Down there, in the body of the place, a company of infantry was being put through its drill—the shrill words of command were clearly audible to him up here. It was Italian which was being spoken; Bonaparte had attempted his conquest of Catalonia mainly with the foreign auxiliaries of his empire, Italians, Neapolitans, Germans, Swiss, Poles. The uniforms of the infantry down there were as ragged as the lines they were forming; the men were in tatters, and even the tatters were not homogeneous—the men wore white or blue or grey or brown according to the resources of the depots which had originally sent them out. They were half starved, poor devils, as well. Of the five or six thousand men based on Rosas the ones he could see were all that could be spared for military duty; the others were all out scouring the countryside for food—Bonaparte never dreamed of trying to feed the men whom he compelled to serve him, just as he only paid them, as an afterthought, a year or two in arrears. It was amazing that his ramshackle Empire had endured so long—that was the clearest proof of the incompetence of the various kingdoms who had pitted their strength against it. Over on the other side of the Peninsula the French Empire was at this very minute putting out all its strength against a man of real ability and an army which knew what discipline was. On the issue of that struggle depended the fate of Europe. Hornblower was convinced that the redcoats with Wellington to lead them would be successful; he would have been just as certain even if Wellington were not his beloved Lady Barbara’s brother.

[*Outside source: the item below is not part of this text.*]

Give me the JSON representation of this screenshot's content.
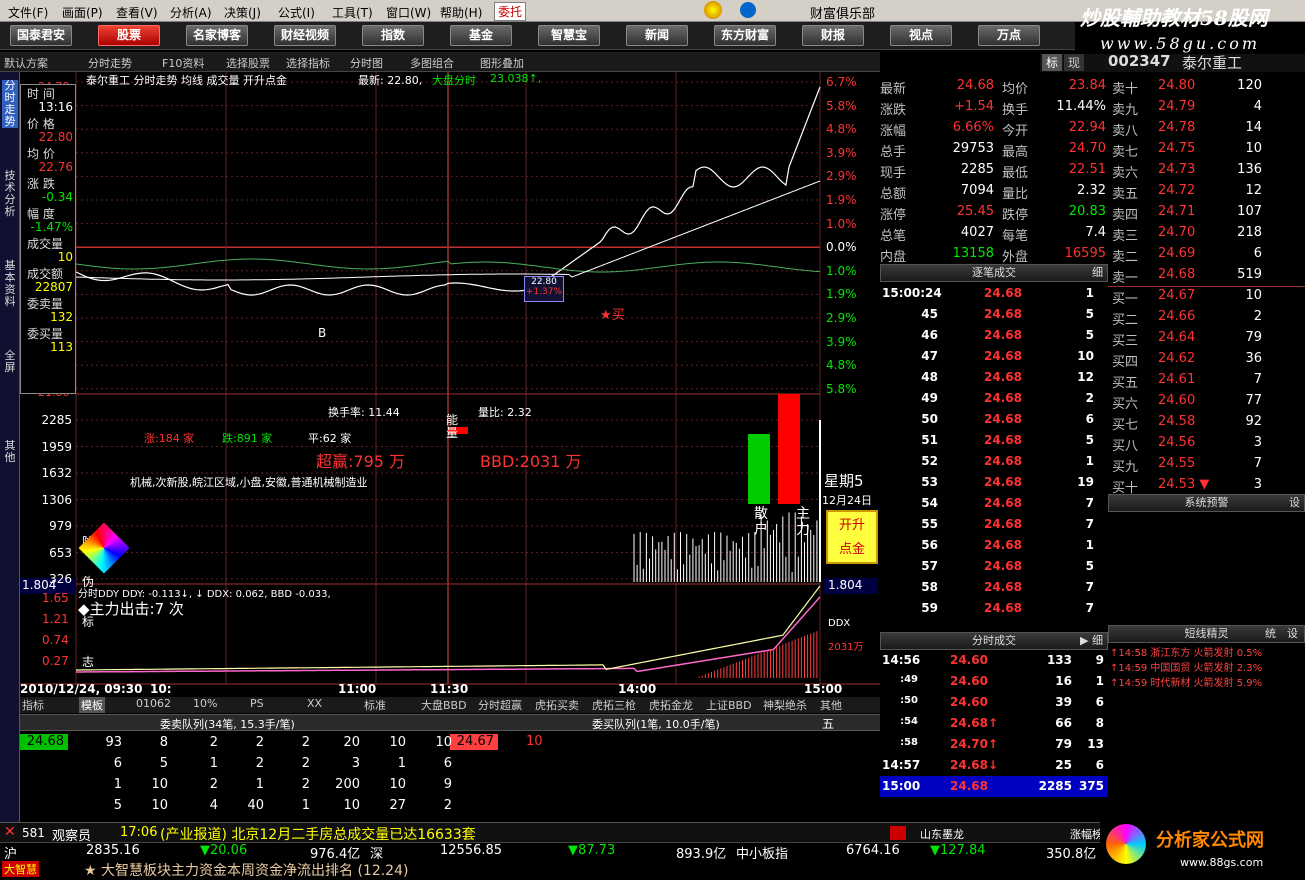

Then he shrugged his shoulders. Not even Wellington would destroy the French Empire quickly enough to save him from trial and execution. Moreover, the time allowed him for his day’s exercise was over now. The next items in his monotonous programme would be to visit the sick in the casemate, and then the prisoners in the storeroom—by the courtesy of the commandant he was allowed ten minutes for each, before being shut up again in his room, drearily to attempt to re-read the half-dozen books which were all that the garrison of Rosas possessed, or to pace up and down, three steps each way, or to lie huddled on his bed wondering about Maria and the child that was to be born in the New Year, and torturing himself with thoughts of Lady Barbara.

Chapter Two

Hornblower awoke that night with a start, wondering what it was that had awakened him. A moment later he knew, when the sound was repeated. It was the dull thud of a gun fired on the ramparts above his head. He leaped from his bed with his heart pounding, and before his feet touched the floor the whole fortress was in a turmoil. Overhead there were guns firing. Somewhere else, outside the body of the fortress, there were hundreds of guns firing; through the barred windows of his room came a faint flickering as the flashes were reflected down from the sky. Immediately outside his door drums were beating and bugles were pealing as the garrison was called to arms—the courtyard was full of the sounds of nailed boots clashing on the cobbles.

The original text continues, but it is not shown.